Minho ellerini havaya kaldırıp geri çekildi. "Tamam tamam, demedim bir şey. Siz ikiniz bir daha bir araya gelmeyin, iki kat yoruyorsunuz insanı."
Minho gülümseyip gözlerini devirdi ve her zaman oturduğu asil köşesine ilerledi fakat o yere biri oturmuştu çoktan. "Affedersiniz bayım, buradan kalkmanızı rica etsem kaba mı olur?"
Chan yumruk yaptığı eline yasladığı kafasını dikleştirerek iki yana salladı başını. "Ah hiç de bile, o kadar boş yer varken benim oturduğum yerden kalkmamı isteyecek kadar önemli olmalı sanıyorum sizin için."
"Yo hayır, zevkine kaldırıyorum aslında sizi. İnsanları rahatsız etmekten zevk alan birisiyim."
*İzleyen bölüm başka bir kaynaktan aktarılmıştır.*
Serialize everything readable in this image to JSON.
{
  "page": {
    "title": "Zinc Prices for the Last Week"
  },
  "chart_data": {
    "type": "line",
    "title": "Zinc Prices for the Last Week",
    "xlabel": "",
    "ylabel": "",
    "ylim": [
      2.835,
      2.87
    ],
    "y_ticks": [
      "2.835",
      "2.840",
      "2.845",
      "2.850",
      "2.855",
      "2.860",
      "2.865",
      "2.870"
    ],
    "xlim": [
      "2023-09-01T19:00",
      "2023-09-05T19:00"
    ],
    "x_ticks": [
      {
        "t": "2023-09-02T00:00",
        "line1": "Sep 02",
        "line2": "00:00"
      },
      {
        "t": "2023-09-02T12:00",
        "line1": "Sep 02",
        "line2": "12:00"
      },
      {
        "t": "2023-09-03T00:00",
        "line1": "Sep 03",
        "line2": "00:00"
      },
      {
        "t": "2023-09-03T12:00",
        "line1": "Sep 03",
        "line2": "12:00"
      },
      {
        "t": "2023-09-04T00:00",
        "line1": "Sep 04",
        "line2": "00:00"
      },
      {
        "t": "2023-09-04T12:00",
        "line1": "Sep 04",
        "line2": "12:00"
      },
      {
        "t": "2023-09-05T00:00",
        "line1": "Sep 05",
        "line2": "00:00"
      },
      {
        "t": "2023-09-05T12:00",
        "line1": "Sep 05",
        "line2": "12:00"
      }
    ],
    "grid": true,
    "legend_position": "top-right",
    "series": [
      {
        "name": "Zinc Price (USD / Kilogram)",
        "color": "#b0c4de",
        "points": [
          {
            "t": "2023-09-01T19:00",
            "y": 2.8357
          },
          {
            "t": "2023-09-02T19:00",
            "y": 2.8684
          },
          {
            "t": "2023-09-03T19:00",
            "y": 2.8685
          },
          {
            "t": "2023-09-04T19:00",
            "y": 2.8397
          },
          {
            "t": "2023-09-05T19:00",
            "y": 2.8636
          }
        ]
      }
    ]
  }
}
Minho aşırı ciddiyetle konuştuğunda Chan öylece kalakalmıştı. Acaba onunla dalga geçiyor olabilir miydi? Minho, yaptığı şaka yüzünden kendini kötü hissedip kahkaha attı. "Ah ben, ben üzgünüm. Bu benim espri anlayışım gibi bir şey ve beni tanımadığınız için böyle tepki vermiş olmanız çok doğal. Dalga geçiyordum, kusuruma bakmayın."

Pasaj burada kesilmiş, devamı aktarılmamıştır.